There are several explanations for the apparently more aggressive behavior of the botryoid variant compared to the LPCs: the lining epithelium has a higher proliferative rate, low apoptotic index or both2. Explaining these possibilities has been a fruitful approach in studies of another aggressive lesions of odontogenic origin, such as odontogenic keratocyst (CO), for example18-23. Based on this assumption, Redman et al.2 performed an exploratory study to determine if there was a significant difference in proliferative activity, apoptosis and expression of genes that control these activities between BOCs, LPCs and adult gingival cysts (AGCs), and found that the higher percentage of p53 and Bcl-2 positive cells observed in the BOC compared to common PLCs and AGCs may help to explain their more aggressive behavior, and suggests that the products of these genes may play important roles in the greater differential between proliferation and apoptosis observed in the BOC. However, as this is an exploratory study, further investigations are still necessary to understand the biological behavior of this lesion.

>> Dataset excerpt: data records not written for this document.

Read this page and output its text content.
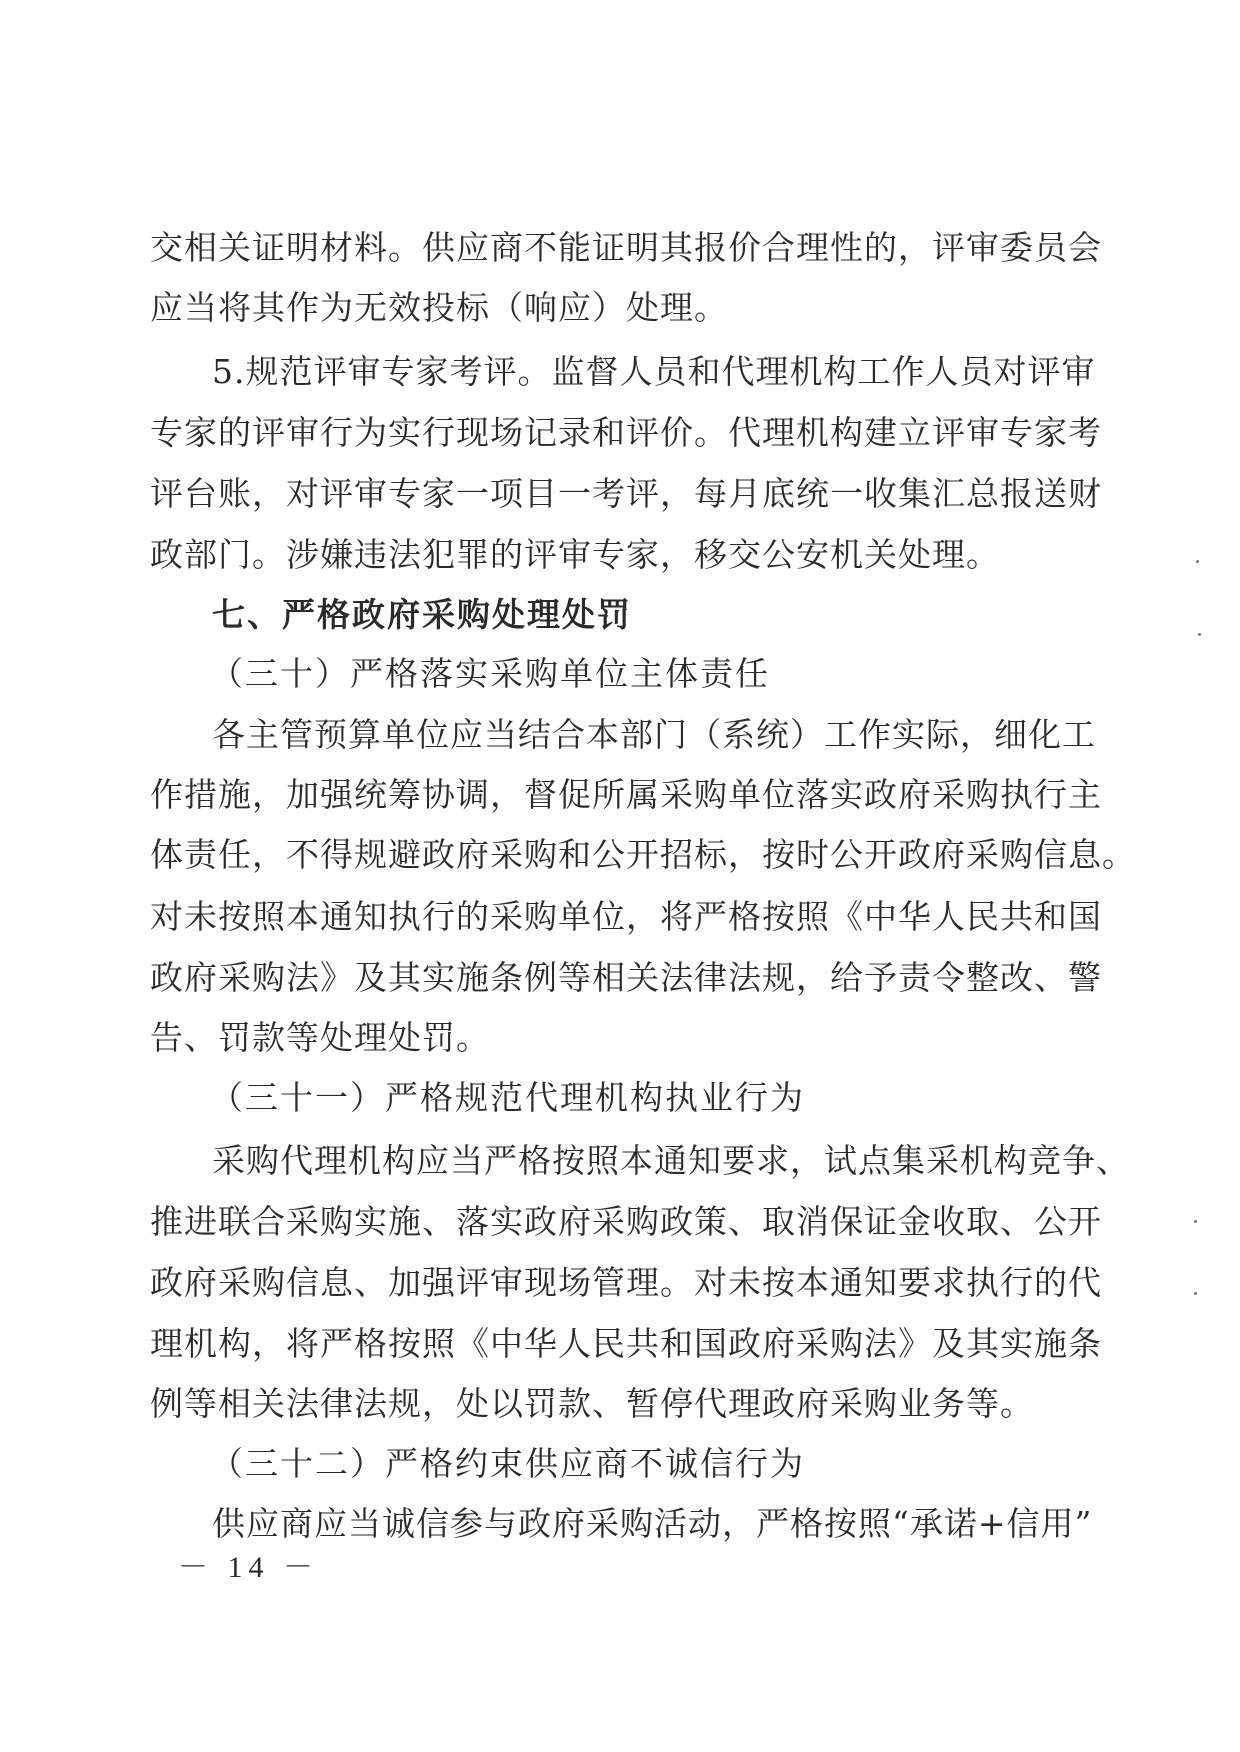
交相关证明材料。供应商不能证明其报价合理性的，评审委员会
应当将其作为无效投标（响应）处理。
5.规范评审专家考评。监督人员和代理机构工作人员对评审
专家的评审行为实行现场记录和评价。代理机构建立评审专家考
评台账，对评审专家一项目一考评，每月底统一收集汇总报送财
政部门。涉嫌违法犯罪的评审专家，移交公安机关处理。
七、严格政府采购处理处罚
（三十）严格落实采购单位主体责任
各主管预算单位应当结合本部门（系统）工作实际，细化工
作措施，加强统筹协调，督促所属采购单位落实政府采购执行主
体责任，不得规避政府采购和公开招标，按时公开政府采购信息。
对未按照本通知执行的采购单位，将严格按照《中华人民共和国
政府采购法》及其实施条例等相关法律法规，给予责令整改、警
告、罚款等处理处罚。
（三十一）严格规范代理机构执业行为
采购代理机构应当严格按照本通知要求，试点集采机构竞争、
推进联合采购实施、落实政府采购政策、取消保证金收取、公开
政府采购信息、加强评审现场管理。对未按本通知要求执行的代
理机构，将严格按照《中华人民共和国政府采购法》及其实施条
例等相关法律法规，处以罚款、暂停代理政府采购业务等。
（三十二）严格约束供应商不诚信行为
供应商应当诚信参与政府采购活动，严格按照“承诺+信用”
－ 14 －
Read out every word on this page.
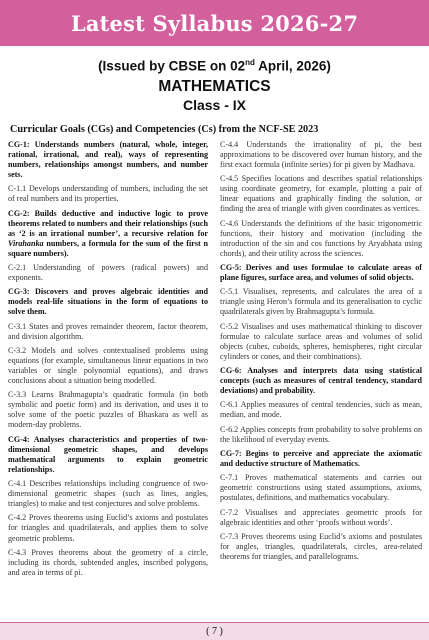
Latest Syllabus 2026-27
(Issued by CBSE on 02nd April, 2026)
MATHEMATICS
Class - IX
Curricular Goals (CGs) and Competencies (Cs) from the NCF-SE 2023

CG-1: Understands numbers (natural, whole, integer, rational, irrational, and real), ways of representing numbers, relationships amongst numbers, and number sets.

C-1.1 Develops understanding of numbers, including the set of real numbers and its properties.

CG-2: Builds deductive and inductive logic to prove theorems related to numbers and their relationships (such as ‘2 is an irrational number’, a recursive relation for Virahanka numbers, a formula for the sum of the first n square numbers).

C-2.1 Understanding of powers (radical powers) and exponents.

CG-3: Discovers and proves algebraic identities and models real-life situations in the form of equations to solve them.

C-3.1 States and proves remainder theorem, factor theorem, and division algorithm.

C-3.2 Models and solves contextualised problems using equations (for example, simultaneous linear equations in two variables or single polynomial equations), and draws conclusions about a situation being modelled.

C-3.3 Learns Brahmagupta’s quadratic formula (in both symbolic and poetic form) and its derivation, and uses it to solve some of the poetic puzzles of Bhaskara as well as modern-day problems.

CG-4: Analyses characteristics and properties of two-dimensional geometric shapes, and develops mathematical arguments to explain geometric relationships.

C-4.1 Describes relationships including congruence of two-dimensional geometric shapes (such as lines, angles, triangles) to make and test conjectures and solve problems.

C-4.2 Proves theorems using Euclid’s axioms and postulates for triangles and quadrilaterals, and applies them to solve geometric problems.

C-4.3 Proves theorems about the geometry of a circle, including its chords, subtended angles, inscribed polygons, and area in terms of pi.

C-4.4 Understands the irrationality of pi, the best approximations to be discovered over human history, and the first exact formula (infinite series) for pi given by Madhava.

C-4.5 Specifies locations and describes spatial relationships using coordinate geometry, for example, plotting a pair of linear equations and graphically finding the solution, or finding the area of triangle with given coordinates as vertices.

C-4.6 Understands the definitions of the basic trigonometric functions, their history and motivation (including the introduction of the sin and cos functions by Aryabhata using chords), and their utility across the sciences.

CG-5: Derives and uses formulae to calculate areas of plane figures, surface area, and volumes of solid objects.

C-5.1 Visualises, represents, and calculates the area of a triangle using Heron’s formula and its generalisation to cyclic quadrilaterals given by Brahmagupta’s formula.

C-5.2 Visualises and uses mathematical thinking to discover formulae to calculate surface areas and volumes of solid objects (cubes, cuboids, spheres, hemispheres, right circular cylinders or cones, and their combinations).

CG-6: Analyses and interprets data using statistical concepts (such as measures of central tendency, standard deviations) and probability.

C-6.1 Applies measures of central tendencies, such as mean, median, and mode.

C-6.2 Applies concepts from probability to solve problems on the likelihood of everyday events.

CG-7: Begins to perceive and appreciate the axiomatic and deductive structure of Mathematics.

C-7.1 Proves mathematical statements and carries out geometric constructions using stated assumptions, axioms, postulates, definitions, and mathematics vocabulary.

C-7.2 Visualises and appreciates geometric proofs for algebraic identities and other ‘proofs without words’.

C-7.3 Proves theorems using Euclid’s axioms and postulates for angles, triangles, quadrilaterals, circles, area-related theorems for triangles, and parallelograms.

( 7 )
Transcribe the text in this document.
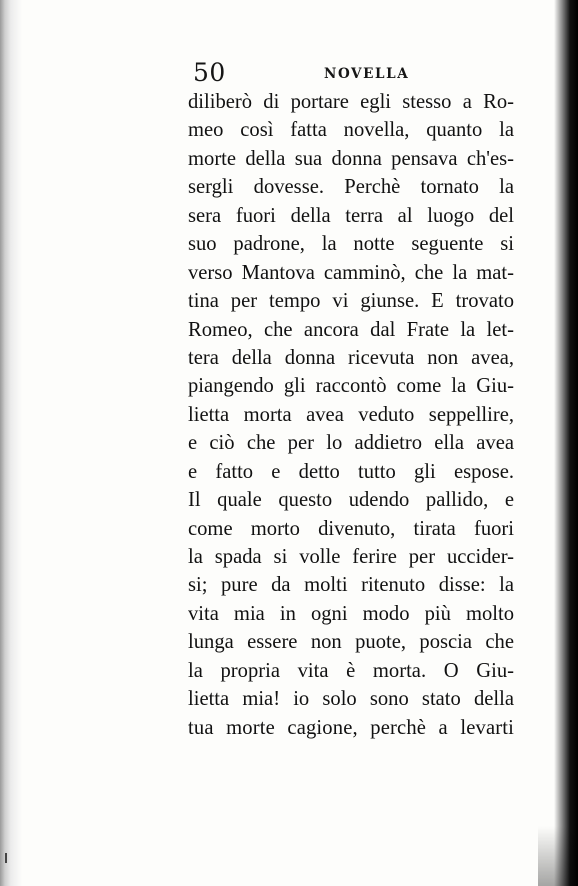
50	NOVELLA
diliberò di portare egli stesso a Ro-
meo così fatta novella, quanto la
morte della sua donna pensava ch'es-
sergli dovesse. Perchè tornato la
sera fuori della terra al luogo del
suo padrone, la notte seguente si
verso Mantova camminò, che la mat-
tina per tempo vi giunse. E trovato
Romeo, che ancora dal Frate la let-
tera della donna ricevuta non avea,
piangendo gli raccontò come la Giu-
lietta morta avea veduto seppellire,
e ciò che per lo addietro ella avea
e fatto e detto tutto gli espose.
Il quale questo udendo pallido, e
come morto divenuto, tirata fuori
la spada si volle ferire per uccider-
si; pure da molti ritenuto disse: la
vita mia in ogni modo più molto
lunga essere non puote, poscia che
la propria vita è morta. O Giu-
lietta mia! io solo sono stato della
tua morte cagione, perchè a levarti
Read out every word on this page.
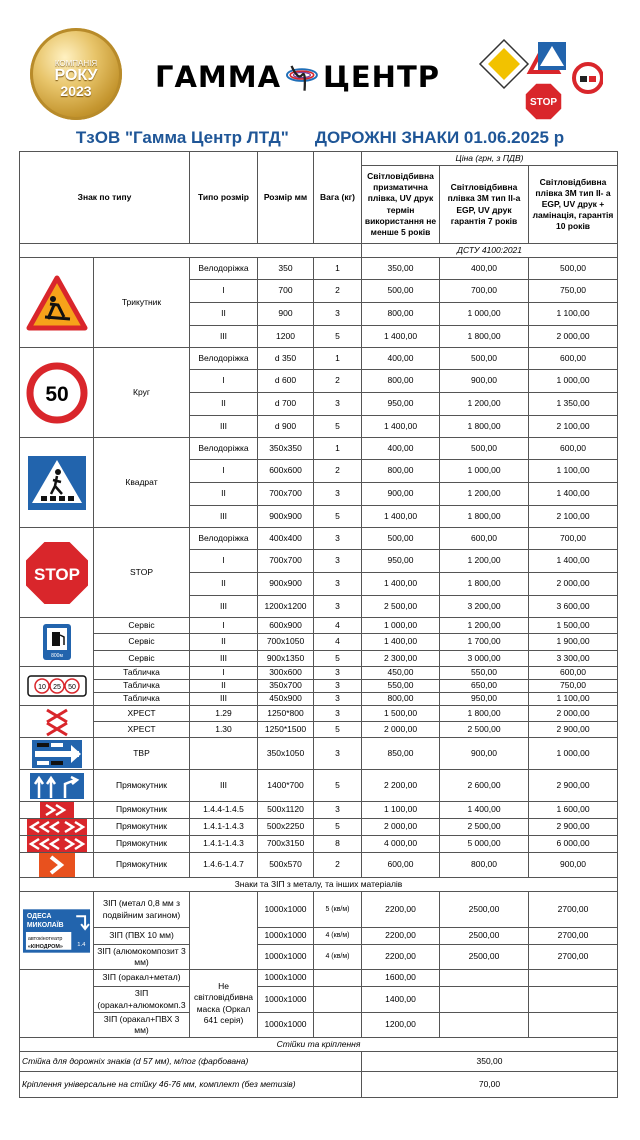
КОМПАНІЯ
РОКУ
2023 ГАММА ЦЕНТР
STOP
ТзОВ "Гамма Центр ЛТД" ДОРОЖНІ ЗНАКИ 01.06.2025 р
Знак по типу		Типо розмір	Розмір мм	Вага (кг)	Ціна (грн, з ПДВ)		
					Світловідбивна призматична плівка, UV друк термін використання не менше 5 років	Світловідбивна плівка 3M тип II-а EGP, UV друк гарантія 7 років	Світловідбивна плівка 3M тип II- а EGP, UV друк + ламінація, гарантія 10 років
					ДСТУ 4100:2021		

	Трикутник	Велодоріжка	350	1	350,00	400,00	500,00
		I	700	2	500,00	700,00	750,00
		II	900	3	800,00	1 000,00	1 100,00
		III	1200	5	1 400,00	1 800,00	2 000,00

50	Круг	Велодоріжка	d 350	1	400,00	500,00	600,00
		I	d 600	2	800,00	900,00	1 000,00
		II	d 700	3	950,00	1 200,00	1 350,00
		III	d 900	5	1 400,00	1 800,00	2 100,00

	Квадрат	Велодоріжка	350x350	1	400,00	500,00	600,00
		I	600x600	2	800,00	1 000,00	1 100,00
		II	700x700	3	900,00	1 200,00	1 400,00
		III	900x900	5	1 400,00	1 800,00	2 100,00

STOP	STOP	Велодоріжка	400x400	3	500,00	600,00	700,00
		I	700x700	3	950,00	1 200,00	1 400,00
		II	900x900	3	1 400,00	1 800,00	2 000,00
		III	1200x1200	3	2 500,00	3 200,00	3 600,00

800м	Сервіс	I	600x900	4	1 000,00	1 200,00	1 500,00
	Сервіс	II	700x1050	4	1 400,00	1 700,00	1 900,00
	Сервіс	III	900x1350	5	2 300,00	3 000,00	3 300,00

10 25 50	Табличка	I	300x600	3	450,00	550,00	600,00
	Табличка	II	350x700	3	550,00	650,00	750,00
	Табличка	III	450x900	3	800,00	950,00	1 100,00

	ХРЕСТ	1.29	1250*800	3	1 500,00	1 800,00	2 000,00
	ХРЕСТ	1.30	1250*1500	5	2 000,00	2 500,00	2 900,00

	ТВР		350x1050	3	850,00	900,00	1 000,00

	Прямокутник	III	1400*700	5	2 200,00	2 600,00	2 900,00

	Прямокутник	1.4.4-1.4.5	500x1120	3	1 100,00	1 400,00	1 600,00

	Прямокутник	1.4.1-1.4.3	500x2250	5	2 000,00	2 500,00	2 900,00

	Прямокутник	1.4.1-1.4.3	700x3150	8	4 000,00	5 000,00	6 000,00

	Прямокутник	1.4.6-1.4.7	500x570	2	600,00	800,00	900,00
Знаки та ЗІП з металу, та інших матеріалів							

ОДЕСА
МИКОЛАЇВ
автокінотеатр
«КІНОДРОМ» 1.4	ЗІП (метал 0,8 мм з подвійним загином)		1000x1000	5 (кв/м)	2200,00	2500,00	2700,00
	ЗІП (ПВХ 10 мм)		1000x1000	4 (кв/м)	2200,00	2500,00	2700,00
	ЗІП (алюмокомпозит 3 мм)		1000x1000	4 (кв/м)	2200,00	2500,00	2700,00
	ЗІП (оракал+метал)	Не світловідбивна маска (Оркал 641 серія)	1000x1000		1600,00		
	ЗІП (оракал+алюмокомп.3		1000x1000		1400,00		
	ЗІП (оракал+ПВХ 3 мм)		1000x1000		1200,00		
Стійки та кріплення							
Стійка для дорожніх знаків (d 57 мм), м/пог (фарбована)					350,00		
Кріплення універсальне на стійку 46-76 мм, комплект (без метизів)					70,00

The treatment of choice for BOC is surgical enucleation, with meticulous bone curettage. Adjuvant procedures after surgical enucleation such as peripheral osteotomy, cryotherapy or application of Carnoy's solution have been proposed in order to minimize the high risk of relapse this lesion9. In the current case, the patient underwent enucleation and curettage, and after 3 years of follow-up, no sign of relapse was observed. The clinical aspects, and especially the possibility of obtaining a CT of the lesion, associated with the experience of the surgeon, justify the adopted conduct, due to the absence of bone fenestration and communication of the lesion with adjacent soft tissues. The integrity of the surgical site observed guided the surgical planning and ruled out the need to remove adjacent soft tissues.


CONCLUSION

In conclusion, BOC is a rare multicystic variant of LPC, which is commonly observed in older adults. Due to the high rate of recurrence, the long-term follow-up of patients diagnosed with BOC is necessary. Additionally, the size and multilocular pattern probably being the main factors associated with recurrence.